I have sometimes thought that if I ever have a much larger readership for my blog than I do now (i.e. if I moved from hundreds to thousands), I will have to stop saying bad things about books I don't like; meanwhile I continue to indulge the critical streak, but I have no urge to put a small bad thing into the day of the author idly googling her own name so when I really have nothing good to say I think it is better to hold my tongue. But I link in case you're curious. And I reserve the right to say bad but true things about books that I think have been treated unduly kindly by reviewers and/or throngs of purchasers.

Then just now this evening a really lovely novel, a novel of brilliance and of consolation, Mockingbird by Sean Stewart. I've read one or two of his others & really liked them, but this one blew me away: it's great.

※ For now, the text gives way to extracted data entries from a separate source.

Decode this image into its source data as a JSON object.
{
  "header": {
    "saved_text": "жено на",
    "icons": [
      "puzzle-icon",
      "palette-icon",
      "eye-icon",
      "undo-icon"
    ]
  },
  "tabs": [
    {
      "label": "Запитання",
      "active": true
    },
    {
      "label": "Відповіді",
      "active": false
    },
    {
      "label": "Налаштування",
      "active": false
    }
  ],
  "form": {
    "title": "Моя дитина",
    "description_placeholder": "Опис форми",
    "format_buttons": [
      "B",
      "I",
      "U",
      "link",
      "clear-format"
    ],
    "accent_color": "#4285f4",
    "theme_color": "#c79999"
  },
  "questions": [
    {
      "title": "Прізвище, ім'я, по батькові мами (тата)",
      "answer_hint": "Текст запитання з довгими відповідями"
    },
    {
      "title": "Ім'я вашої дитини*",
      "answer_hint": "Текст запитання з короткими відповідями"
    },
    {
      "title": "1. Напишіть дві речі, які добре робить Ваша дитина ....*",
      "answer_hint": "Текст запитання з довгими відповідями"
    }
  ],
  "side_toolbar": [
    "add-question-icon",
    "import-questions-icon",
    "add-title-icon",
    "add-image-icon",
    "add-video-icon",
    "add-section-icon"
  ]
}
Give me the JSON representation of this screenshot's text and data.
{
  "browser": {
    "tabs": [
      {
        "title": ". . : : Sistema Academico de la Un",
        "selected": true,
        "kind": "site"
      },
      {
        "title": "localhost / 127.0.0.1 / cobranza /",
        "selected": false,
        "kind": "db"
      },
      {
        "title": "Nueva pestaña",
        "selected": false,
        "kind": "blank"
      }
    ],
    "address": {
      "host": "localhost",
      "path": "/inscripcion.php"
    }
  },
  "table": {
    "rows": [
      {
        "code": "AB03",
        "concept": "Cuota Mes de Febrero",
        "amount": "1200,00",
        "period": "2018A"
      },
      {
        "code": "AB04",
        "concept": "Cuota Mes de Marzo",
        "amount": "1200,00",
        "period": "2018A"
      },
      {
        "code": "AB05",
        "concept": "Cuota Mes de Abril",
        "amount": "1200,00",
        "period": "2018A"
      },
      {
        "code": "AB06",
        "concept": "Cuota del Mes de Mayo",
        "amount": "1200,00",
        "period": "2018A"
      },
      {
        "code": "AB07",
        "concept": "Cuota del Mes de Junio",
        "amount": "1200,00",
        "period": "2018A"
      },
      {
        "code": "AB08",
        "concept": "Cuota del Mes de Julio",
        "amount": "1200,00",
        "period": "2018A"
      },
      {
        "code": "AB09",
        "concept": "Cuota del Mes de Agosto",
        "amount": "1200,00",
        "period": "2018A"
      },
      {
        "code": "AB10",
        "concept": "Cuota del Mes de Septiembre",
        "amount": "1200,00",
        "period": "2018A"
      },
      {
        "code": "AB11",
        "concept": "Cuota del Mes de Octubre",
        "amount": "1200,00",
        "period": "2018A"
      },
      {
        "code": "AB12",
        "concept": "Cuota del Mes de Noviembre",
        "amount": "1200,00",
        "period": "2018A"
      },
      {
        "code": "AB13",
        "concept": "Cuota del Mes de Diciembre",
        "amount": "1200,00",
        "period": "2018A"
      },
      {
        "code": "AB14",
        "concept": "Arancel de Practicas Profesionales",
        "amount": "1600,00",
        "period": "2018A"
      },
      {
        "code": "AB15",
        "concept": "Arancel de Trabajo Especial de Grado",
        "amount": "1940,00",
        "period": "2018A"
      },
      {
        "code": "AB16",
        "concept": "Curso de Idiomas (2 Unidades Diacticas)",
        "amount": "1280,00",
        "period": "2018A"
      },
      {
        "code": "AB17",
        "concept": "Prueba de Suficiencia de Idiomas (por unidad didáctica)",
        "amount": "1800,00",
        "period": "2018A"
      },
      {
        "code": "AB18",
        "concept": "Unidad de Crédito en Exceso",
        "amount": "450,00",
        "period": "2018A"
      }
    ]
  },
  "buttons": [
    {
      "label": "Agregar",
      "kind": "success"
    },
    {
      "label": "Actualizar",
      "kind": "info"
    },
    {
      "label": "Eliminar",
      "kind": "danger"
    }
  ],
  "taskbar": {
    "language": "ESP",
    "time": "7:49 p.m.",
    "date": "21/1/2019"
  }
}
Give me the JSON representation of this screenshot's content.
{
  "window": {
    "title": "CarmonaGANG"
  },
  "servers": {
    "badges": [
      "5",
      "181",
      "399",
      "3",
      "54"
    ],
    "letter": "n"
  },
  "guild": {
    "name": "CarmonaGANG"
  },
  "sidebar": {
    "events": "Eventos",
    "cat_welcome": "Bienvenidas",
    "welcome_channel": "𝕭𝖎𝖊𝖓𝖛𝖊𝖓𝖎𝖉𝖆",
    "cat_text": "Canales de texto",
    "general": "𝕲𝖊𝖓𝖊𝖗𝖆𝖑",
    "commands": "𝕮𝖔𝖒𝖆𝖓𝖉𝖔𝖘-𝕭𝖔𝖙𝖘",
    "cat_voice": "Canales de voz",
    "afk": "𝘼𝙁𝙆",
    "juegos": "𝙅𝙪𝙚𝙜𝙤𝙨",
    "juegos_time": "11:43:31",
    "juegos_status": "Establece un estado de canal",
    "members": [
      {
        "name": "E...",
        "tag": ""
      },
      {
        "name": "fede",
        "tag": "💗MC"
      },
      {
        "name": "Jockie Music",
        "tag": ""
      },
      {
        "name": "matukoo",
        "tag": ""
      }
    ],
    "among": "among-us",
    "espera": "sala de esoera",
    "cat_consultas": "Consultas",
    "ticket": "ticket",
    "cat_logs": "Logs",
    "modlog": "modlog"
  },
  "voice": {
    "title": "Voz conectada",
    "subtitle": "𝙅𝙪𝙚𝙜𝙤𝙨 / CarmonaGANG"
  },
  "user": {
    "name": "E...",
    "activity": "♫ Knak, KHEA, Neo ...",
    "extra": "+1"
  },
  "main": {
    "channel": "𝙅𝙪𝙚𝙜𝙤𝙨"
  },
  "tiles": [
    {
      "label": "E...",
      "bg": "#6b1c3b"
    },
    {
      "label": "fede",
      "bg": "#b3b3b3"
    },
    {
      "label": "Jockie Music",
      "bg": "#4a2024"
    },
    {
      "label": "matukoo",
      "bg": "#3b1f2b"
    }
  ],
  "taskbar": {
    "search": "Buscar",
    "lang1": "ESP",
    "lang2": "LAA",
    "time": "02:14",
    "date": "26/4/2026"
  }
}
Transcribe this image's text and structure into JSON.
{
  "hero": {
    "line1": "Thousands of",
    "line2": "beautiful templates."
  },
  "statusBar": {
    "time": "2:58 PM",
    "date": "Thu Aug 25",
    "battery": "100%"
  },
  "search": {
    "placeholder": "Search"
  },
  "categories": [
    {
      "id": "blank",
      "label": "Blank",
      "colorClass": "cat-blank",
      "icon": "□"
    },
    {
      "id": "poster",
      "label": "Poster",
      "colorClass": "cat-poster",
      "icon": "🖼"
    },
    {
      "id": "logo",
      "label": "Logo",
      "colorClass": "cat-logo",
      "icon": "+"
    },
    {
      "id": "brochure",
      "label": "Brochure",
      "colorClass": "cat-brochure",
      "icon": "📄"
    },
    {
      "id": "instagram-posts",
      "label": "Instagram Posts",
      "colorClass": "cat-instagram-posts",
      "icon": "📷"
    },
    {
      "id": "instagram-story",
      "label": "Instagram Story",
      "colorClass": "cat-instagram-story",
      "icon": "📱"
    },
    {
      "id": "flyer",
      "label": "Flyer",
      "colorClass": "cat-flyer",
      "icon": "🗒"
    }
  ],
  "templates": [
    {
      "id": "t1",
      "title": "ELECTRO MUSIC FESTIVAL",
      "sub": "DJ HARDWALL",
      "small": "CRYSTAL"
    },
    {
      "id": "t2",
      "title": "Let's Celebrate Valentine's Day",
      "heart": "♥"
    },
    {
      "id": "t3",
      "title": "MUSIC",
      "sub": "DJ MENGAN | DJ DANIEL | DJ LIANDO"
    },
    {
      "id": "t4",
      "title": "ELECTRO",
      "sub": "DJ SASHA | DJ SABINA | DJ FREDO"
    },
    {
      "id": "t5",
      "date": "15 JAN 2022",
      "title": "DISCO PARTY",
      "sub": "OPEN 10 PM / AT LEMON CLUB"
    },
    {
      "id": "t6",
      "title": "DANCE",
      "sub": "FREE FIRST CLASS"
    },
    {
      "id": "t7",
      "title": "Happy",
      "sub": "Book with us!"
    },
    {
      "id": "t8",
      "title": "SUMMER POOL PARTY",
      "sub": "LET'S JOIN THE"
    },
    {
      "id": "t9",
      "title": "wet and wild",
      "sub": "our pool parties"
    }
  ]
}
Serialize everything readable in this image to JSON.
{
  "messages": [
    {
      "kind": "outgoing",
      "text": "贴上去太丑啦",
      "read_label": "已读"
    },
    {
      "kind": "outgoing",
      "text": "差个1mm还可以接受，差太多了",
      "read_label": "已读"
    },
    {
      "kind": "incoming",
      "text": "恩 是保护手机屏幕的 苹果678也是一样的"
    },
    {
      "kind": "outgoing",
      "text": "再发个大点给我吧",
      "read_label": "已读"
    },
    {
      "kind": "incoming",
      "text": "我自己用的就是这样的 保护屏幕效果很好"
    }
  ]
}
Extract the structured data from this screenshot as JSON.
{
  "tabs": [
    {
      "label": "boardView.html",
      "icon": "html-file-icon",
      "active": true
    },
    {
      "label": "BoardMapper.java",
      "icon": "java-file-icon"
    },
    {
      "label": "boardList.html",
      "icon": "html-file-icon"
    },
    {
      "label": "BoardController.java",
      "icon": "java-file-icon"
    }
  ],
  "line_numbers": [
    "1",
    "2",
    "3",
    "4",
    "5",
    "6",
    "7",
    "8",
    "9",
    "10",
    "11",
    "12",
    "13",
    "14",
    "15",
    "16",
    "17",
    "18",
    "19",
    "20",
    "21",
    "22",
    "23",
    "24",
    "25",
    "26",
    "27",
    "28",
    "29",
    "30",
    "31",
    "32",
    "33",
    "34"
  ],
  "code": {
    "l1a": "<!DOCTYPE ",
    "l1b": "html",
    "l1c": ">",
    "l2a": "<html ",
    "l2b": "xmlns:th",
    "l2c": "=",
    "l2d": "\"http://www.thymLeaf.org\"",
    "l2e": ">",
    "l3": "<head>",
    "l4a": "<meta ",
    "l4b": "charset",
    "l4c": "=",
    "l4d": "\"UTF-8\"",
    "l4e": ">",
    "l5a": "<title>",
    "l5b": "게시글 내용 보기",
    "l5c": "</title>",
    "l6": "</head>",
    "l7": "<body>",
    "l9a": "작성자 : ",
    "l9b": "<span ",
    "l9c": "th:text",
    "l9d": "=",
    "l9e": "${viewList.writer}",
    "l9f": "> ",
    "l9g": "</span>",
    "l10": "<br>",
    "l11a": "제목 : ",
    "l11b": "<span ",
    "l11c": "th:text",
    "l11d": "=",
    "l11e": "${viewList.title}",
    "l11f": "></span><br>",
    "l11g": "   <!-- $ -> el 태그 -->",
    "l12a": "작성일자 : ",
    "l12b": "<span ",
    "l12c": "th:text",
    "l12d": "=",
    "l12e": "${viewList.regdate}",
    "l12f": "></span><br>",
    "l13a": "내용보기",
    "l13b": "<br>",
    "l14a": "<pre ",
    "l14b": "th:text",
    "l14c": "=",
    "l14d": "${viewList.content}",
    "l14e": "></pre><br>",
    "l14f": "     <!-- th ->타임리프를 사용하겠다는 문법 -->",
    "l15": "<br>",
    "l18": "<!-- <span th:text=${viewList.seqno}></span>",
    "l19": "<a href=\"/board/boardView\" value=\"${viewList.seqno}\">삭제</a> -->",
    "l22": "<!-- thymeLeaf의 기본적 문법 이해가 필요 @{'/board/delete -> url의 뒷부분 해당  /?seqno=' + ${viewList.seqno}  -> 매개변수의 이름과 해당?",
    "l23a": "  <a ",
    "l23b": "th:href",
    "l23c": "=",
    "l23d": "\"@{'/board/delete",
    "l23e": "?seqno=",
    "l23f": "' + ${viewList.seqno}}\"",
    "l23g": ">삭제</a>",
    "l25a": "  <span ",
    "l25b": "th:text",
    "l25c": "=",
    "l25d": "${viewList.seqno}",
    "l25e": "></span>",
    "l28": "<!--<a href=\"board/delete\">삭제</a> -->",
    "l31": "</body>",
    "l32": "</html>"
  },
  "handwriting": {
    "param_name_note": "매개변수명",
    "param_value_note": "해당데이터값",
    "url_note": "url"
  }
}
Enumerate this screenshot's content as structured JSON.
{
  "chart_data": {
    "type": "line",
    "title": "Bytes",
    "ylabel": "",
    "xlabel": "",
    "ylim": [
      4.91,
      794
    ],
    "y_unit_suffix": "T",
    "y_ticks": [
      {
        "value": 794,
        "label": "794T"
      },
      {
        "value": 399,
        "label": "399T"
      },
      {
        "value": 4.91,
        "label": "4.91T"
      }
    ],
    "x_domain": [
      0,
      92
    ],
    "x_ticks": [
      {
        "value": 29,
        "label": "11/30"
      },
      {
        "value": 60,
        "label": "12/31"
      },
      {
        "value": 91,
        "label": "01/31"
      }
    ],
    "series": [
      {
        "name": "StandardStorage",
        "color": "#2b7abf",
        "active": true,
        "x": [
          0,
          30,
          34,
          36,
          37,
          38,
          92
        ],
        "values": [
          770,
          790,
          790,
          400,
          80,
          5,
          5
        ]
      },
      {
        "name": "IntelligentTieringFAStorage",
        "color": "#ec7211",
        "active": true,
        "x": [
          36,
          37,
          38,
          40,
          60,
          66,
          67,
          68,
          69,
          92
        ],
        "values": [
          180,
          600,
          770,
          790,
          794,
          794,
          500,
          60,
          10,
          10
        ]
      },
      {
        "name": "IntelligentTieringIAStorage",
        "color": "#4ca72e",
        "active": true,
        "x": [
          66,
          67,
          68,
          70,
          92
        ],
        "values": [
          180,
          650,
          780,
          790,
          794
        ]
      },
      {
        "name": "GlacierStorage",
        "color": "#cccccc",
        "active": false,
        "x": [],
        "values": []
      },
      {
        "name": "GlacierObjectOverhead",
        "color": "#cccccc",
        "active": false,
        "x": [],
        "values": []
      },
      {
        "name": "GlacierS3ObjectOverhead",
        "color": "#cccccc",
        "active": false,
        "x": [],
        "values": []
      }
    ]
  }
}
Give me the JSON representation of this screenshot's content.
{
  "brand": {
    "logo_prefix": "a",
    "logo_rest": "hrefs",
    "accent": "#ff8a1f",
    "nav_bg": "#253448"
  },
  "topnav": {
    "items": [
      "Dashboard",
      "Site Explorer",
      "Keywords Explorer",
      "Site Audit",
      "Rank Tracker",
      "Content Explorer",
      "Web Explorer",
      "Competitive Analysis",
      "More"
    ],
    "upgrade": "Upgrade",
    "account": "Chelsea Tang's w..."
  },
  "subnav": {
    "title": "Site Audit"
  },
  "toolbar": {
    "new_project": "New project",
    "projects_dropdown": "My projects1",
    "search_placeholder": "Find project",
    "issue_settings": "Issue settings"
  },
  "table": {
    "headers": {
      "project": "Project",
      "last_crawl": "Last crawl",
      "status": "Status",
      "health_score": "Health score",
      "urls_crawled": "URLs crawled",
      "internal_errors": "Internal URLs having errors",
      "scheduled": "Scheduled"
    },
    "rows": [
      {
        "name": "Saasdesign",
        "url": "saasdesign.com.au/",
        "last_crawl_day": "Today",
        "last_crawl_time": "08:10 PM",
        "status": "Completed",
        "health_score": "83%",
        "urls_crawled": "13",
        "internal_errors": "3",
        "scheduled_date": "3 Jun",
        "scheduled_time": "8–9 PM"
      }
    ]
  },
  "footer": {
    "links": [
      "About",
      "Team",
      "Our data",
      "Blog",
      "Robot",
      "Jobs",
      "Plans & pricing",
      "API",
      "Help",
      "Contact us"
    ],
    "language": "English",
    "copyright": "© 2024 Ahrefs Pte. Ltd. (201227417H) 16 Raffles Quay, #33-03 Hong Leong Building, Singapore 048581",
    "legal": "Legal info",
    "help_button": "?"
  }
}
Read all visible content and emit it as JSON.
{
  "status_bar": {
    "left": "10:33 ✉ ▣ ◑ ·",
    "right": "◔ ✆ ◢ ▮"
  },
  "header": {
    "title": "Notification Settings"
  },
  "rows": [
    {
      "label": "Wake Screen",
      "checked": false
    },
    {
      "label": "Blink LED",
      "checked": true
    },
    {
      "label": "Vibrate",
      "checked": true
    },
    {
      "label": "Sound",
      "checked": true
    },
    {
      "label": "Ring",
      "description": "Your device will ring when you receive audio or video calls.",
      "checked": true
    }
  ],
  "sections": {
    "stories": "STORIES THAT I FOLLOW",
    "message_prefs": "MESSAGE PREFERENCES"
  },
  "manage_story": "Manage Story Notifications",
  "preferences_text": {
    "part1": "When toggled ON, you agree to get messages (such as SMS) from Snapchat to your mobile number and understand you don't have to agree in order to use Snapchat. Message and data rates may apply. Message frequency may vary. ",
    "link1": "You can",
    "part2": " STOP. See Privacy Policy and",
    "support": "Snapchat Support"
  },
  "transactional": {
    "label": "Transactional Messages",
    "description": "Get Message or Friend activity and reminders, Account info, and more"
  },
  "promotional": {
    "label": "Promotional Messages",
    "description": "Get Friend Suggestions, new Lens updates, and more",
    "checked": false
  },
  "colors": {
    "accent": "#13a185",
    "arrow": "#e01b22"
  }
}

It's been reissued by the excellent Small Beer Press, I must get a lot more of their books and read them. (Actually I have a fantasy of them publishing my novel, but I think they only publish a pretty small amount of stuff so that is not likely.) Anyway, here's the link if you want to order it directly from the press which I strongly recommend.

1 comment:

  1. I think your tact is very sensitive (not mentioning the author of the book you didn't like).
    What a nice thing to do in this cruel world!
    I have been taken to task on Books Inq for being rude about the Sunday Times for its 1980s stance on HIV/AIDS and for being massive but full of nothing much. I can't believe that the ST needs similar protection, but I shall certainly be more aware of making negative comments about individuals in future.